In fact, there are many examples of white supremacists that support Israel who consistently engage in anti-Jewish racism, but they are embraced by the current Israeli government. Why? Because it has become clear that is okay to be anti-Semitic as long as you’re pro-Israel. Which adds another dangerous layer to this whole affair, and seriously compromises the struggle against racism. 

That struggle must also firmly acknowledge that Zionism is a form of racism, just as deadly as any other. For too long, progressive forces in Western countries have treated Zionism as a “lesser form” of racism, not as pernicious or aggressive. But this attitude is based mostly on an inherent bias against, and ignorance of, the lived experience of Palestinians; an attitude that has been exploited and manipulated for many years by both the Israel lobby and Western governments.

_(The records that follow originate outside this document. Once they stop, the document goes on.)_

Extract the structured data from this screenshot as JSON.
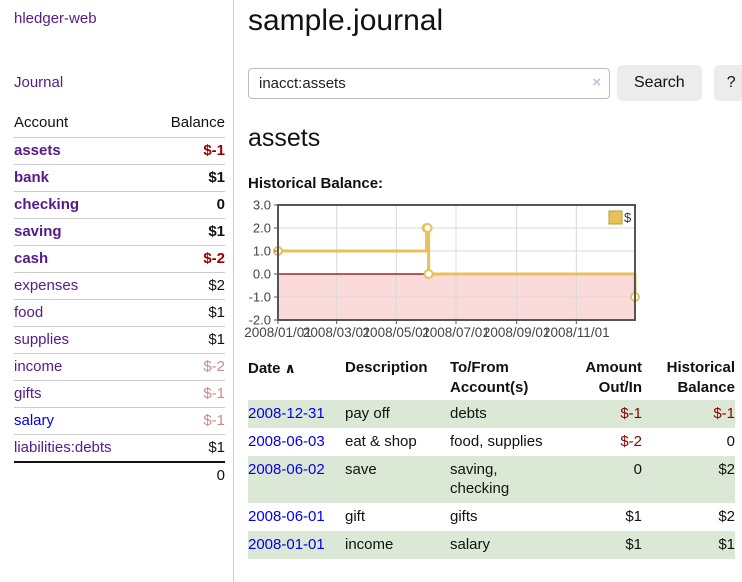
{
  "sidebar": {
    "brand": "hledger-web",
    "journal_link": "Journal",
    "accounts_table": {
      "account_header": "Account",
      "balance_header": "Balance",
      "rows": [
        {
          "name": "assets",
          "balance": "$-1"
        },
        {
          "name": "bank",
          "balance": "$1"
        },
        {
          "name": "checking",
          "balance": "0"
        },
        {
          "name": "saving",
          "balance": "$1"
        },
        {
          "name": "cash",
          "balance": "$-2"
        },
        {
          "name": "expenses",
          "balance": "$2"
        },
        {
          "name": "food",
          "balance": "$1"
        },
        {
          "name": "supplies",
          "balance": "$1"
        },
        {
          "name": "income",
          "balance": "$-2"
        },
        {
          "name": "gifts",
          "balance": "$-1"
        },
        {
          "name": "salary",
          "balance": "$-1"
        },
        {
          "name": "liabilities:debts",
          "balance": "$1"
        }
      ],
      "total": "0"
    }
  },
  "header": {
    "title": "sample.journal"
  },
  "search": {
    "value": "inacct:assets",
    "clear_icon": "×",
    "button_label": "Search",
    "help_label": "?"
  },
  "main": {
    "account_title": "assets",
    "chart_label": "Historical Balance:"
  },
  "chart_data": {
    "type": "line",
    "style": "step",
    "title": "Historical Balance",
    "series": [
      {
        "name": "$",
        "points": [
          [
            "2008-01-01",
            1
          ],
          [
            "2008-06-01",
            2
          ],
          [
            "2008-06-02",
            2
          ],
          [
            "2008-06-03",
            0
          ],
          [
            "2008-12-31",
            -1
          ]
        ]
      }
    ],
    "xlim": [
      "2008-01-01",
      "2008-12-31"
    ],
    "ylim": [
      -2.0,
      3.0
    ],
    "x_ticks": [
      "2008/01/01",
      "2008/03/01",
      "2008/05/01",
      "2008/07/01",
      "2008/09/01",
      "2008/11/01"
    ],
    "y_ticks": [
      3.0,
      2.0,
      1.0,
      0.0,
      -1.0,
      -2.0
    ],
    "y_tick_labels": [
      "3.0",
      "2.0",
      "1.0",
      "0.0",
      "-1.0",
      "-2.0"
    ],
    "grid": true,
    "legend": {
      "label": "$",
      "position": "top-right"
    },
    "line_color": "#e9c159",
    "negative_region_color": "#fbdada",
    "zero_line_color": "#8b0000",
    "grid_color": "#d8d8d8",
    "border_color": "#555555",
    "tick_label_color": "#444444"
  },
  "register": {
    "headers": {
      "date": "Date",
      "sort_icon": "∧",
      "description": "Description",
      "tofrom_line1": "To/From",
      "tofrom_line2": "Account(s)",
      "amount_line1": "Amount",
      "amount_line2": "Out/In",
      "balance_line1": "Historical",
      "balance_line2": "Balance"
    },
    "rows": [
      {
        "date": "2008-12-31",
        "description": "pay off",
        "accounts": "debts",
        "amount": "$-1",
        "balance": "$-1"
      },
      {
        "date": "2008-06-03",
        "description": "eat & shop",
        "accounts": "food, supplies",
        "amount": "$-2",
        "balance": "0"
      },
      {
        "date": "2008-06-02",
        "description": "save",
        "accounts": "saving, checking",
        "amount": "0",
        "balance": "$2"
      },
      {
        "date": "2008-06-01",
        "description": "gift",
        "accounts": "gifts",
        "amount": "$1",
        "balance": "$2"
      },
      {
        "date": "2008-01-01",
        "description": "income",
        "accounts": "salary",
        "amount": "$1",
        "balance": "$1"
      }
    ]
  },
  "colors": {
    "link_purple": "#551a8b",
    "link_blue": "#0000ee",
    "negative_bold_red": "#990000",
    "negative_pale_red": "#c98b8b",
    "negative_table_red": "#8b0000",
    "row_stripe_green": "#dce8d6",
    "button_gray": "#ececec"
  }
}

Adopting the IHRA definition is just one example of the attempts by those governments to shield Israel from criticism and divert attention from its war crimes, apartheid policies and racism against the Palestinian people. This process dehumanizes the Palestinian people by denying their existence, their culture and their narrative; it also criminalizes any Palestinian for even talking about their memories and experiences. This amounts to institutional racism against a whole nation and its people.    

Activists in Canada need to re-assess strategy going forward. Trudeau’s appointment of Irwin Cotler is a turning point, a watershed moment, a blatant rebuke of any sense of a fair-handed approach by the Canadian government to the Palestinian cause. And it must be responded to for what it is, a slap in the face for all those who believe in peace with justice for Palestine.